Variables that provided interesting insight and proceed to be rather significant were the physical characteristics of the house. More obviously, variables like full bathrooms, the number of bedrooms, the age of the house, and the quality of the building grade proved to be significant indicators. Some of the spatial amenities that we added also proved to be a significant indicator in predicting sale prices, including the percentage of white and black residents in an area, and median household income. However, the white population was far more significant than the black population in predicting the sale price of a home. To our surprise, our added variable of residential tree canopy and school buffers were highly significant indicators.
We would not recommend our model to Zillow as it currently stands. Our model would benefit from further transformation and categorization of the home characteristics within the housing data set. Attributes related to the square footage of the home and lot could have been interesting to add to the model. Additionally, in a car-dependent county such as Mecklenburg, we felt that information on garages and parking would have an impact on home prices and individual decisions and preferences. Other external variables such as crime, grocery stores, and flood data would have been good variables to add to the model. Furthermore, our model’s generalizability across space was not as strong as it could be. We are also missing some spatial nuances that impact home prices that could have been achieved through more thorough spatial processes.

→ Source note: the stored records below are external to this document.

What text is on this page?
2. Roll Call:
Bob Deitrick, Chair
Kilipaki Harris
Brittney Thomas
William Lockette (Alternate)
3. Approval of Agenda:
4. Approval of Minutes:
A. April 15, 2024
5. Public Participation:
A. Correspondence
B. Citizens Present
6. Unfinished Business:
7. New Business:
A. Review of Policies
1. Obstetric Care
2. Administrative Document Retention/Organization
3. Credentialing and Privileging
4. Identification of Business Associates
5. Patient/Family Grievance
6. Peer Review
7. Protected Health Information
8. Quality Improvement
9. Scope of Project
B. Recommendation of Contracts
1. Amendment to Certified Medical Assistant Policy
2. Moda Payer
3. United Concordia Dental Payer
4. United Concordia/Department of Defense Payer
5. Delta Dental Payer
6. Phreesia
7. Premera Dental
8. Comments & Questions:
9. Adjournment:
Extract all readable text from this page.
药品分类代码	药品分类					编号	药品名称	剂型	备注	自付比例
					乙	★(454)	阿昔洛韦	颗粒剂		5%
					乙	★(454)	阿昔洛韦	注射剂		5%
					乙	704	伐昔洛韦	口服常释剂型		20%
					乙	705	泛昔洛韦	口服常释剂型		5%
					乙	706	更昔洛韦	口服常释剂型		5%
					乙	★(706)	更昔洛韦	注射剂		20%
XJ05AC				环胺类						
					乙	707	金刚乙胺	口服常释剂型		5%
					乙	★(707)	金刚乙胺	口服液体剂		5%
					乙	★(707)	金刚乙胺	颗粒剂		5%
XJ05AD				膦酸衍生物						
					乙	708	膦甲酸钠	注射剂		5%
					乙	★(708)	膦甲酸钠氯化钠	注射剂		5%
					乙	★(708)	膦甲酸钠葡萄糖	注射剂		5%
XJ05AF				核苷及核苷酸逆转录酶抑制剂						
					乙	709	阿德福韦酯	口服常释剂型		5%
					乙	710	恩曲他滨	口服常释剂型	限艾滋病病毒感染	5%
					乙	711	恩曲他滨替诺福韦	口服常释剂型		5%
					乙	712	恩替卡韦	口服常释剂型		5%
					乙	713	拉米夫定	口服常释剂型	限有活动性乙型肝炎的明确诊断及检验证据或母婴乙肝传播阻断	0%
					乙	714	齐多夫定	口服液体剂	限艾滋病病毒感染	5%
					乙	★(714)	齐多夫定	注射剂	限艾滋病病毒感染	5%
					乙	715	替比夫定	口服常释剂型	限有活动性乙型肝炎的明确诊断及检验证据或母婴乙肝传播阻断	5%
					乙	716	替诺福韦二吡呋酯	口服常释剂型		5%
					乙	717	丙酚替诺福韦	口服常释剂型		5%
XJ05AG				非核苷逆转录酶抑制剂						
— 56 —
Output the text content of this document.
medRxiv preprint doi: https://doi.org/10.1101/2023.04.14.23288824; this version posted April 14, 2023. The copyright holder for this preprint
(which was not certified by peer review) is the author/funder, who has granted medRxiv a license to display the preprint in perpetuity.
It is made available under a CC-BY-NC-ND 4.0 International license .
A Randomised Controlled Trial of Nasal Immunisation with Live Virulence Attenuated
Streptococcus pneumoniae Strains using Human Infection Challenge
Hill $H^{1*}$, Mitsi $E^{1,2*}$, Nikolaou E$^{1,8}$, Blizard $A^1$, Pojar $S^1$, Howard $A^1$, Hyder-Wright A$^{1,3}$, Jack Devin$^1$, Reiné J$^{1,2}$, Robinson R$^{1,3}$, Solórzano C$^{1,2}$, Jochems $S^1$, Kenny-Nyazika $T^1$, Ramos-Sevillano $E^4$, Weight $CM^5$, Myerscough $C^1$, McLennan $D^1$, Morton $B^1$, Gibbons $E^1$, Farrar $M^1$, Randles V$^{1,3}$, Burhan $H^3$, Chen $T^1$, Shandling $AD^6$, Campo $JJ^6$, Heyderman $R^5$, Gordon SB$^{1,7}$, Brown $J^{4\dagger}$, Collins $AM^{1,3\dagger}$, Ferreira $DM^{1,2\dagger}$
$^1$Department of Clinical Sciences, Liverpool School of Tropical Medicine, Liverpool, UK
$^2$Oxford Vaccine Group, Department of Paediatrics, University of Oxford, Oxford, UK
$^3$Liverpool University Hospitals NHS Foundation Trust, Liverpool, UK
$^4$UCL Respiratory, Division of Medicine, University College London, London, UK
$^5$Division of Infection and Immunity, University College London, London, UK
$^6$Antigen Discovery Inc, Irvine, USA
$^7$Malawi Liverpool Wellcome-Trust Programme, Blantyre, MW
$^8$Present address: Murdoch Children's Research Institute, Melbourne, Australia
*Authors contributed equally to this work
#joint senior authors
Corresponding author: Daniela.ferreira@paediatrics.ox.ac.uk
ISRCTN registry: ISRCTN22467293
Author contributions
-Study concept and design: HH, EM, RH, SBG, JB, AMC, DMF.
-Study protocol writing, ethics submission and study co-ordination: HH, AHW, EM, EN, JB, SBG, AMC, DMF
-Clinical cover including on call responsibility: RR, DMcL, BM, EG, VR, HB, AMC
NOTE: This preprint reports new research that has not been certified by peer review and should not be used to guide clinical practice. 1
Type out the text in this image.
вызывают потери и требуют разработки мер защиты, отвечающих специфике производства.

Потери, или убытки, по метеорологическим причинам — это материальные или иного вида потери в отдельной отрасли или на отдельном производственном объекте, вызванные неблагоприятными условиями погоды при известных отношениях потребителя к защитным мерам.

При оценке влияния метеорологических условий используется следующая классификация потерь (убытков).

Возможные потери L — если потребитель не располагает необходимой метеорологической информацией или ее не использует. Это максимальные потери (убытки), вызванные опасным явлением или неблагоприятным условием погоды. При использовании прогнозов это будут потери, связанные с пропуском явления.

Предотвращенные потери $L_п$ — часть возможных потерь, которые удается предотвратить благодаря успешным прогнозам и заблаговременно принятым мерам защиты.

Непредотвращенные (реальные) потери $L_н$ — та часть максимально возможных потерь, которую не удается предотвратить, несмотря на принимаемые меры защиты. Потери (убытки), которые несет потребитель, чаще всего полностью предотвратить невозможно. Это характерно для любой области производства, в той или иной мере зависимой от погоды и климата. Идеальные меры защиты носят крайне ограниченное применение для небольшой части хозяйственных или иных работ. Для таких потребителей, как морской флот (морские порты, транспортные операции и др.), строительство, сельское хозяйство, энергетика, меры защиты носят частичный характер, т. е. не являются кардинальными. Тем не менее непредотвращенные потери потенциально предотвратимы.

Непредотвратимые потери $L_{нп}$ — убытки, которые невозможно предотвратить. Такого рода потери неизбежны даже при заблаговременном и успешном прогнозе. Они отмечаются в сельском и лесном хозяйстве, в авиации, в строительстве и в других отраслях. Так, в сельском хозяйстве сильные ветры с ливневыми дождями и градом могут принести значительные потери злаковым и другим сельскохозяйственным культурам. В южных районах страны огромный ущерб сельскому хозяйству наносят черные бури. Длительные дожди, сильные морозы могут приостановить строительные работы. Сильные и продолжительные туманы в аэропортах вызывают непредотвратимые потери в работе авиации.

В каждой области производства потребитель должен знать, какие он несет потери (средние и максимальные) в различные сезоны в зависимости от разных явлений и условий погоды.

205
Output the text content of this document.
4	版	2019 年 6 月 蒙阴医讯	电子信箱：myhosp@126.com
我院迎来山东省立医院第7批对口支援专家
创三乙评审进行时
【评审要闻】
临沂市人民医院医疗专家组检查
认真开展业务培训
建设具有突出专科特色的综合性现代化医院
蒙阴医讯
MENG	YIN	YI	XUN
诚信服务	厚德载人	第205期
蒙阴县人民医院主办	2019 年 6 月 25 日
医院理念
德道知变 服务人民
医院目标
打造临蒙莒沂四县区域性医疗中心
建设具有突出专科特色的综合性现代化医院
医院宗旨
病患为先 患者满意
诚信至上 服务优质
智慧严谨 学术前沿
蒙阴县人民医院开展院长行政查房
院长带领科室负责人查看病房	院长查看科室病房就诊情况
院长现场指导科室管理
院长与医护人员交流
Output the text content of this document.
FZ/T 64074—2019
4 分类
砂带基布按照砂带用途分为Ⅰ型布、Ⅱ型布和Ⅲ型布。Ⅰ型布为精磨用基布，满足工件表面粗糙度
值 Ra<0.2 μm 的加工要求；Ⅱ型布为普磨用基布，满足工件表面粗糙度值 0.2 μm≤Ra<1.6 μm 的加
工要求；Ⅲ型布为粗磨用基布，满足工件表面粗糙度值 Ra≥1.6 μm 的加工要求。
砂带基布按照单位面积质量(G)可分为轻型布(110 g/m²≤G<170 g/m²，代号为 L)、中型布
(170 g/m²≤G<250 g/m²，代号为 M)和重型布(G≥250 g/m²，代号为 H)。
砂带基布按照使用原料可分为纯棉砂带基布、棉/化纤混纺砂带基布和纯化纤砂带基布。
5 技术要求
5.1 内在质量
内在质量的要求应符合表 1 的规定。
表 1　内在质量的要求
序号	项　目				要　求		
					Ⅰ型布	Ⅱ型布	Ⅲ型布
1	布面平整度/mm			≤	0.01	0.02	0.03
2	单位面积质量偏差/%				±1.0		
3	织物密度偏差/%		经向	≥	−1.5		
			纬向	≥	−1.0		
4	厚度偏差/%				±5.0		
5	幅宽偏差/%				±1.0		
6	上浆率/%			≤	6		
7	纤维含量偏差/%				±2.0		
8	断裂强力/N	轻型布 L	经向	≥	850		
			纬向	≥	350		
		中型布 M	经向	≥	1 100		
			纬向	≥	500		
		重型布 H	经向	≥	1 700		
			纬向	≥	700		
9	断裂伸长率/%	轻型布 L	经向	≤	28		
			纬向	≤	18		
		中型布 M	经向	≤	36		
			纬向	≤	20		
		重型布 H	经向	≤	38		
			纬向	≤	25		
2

The biggest challenge we faced in this project was in debugging our code and dealing with unforeseen errors with the R studio interface. We ran into several situations where our code would initially run, and suddenly stop after. This disallowed us to explore certain processes further due to time constraints. Overall, through this exercise, we were introduced to new tools such as geospatial machine learning and challenged the boundaries of our understanding as well as our capabilities in R.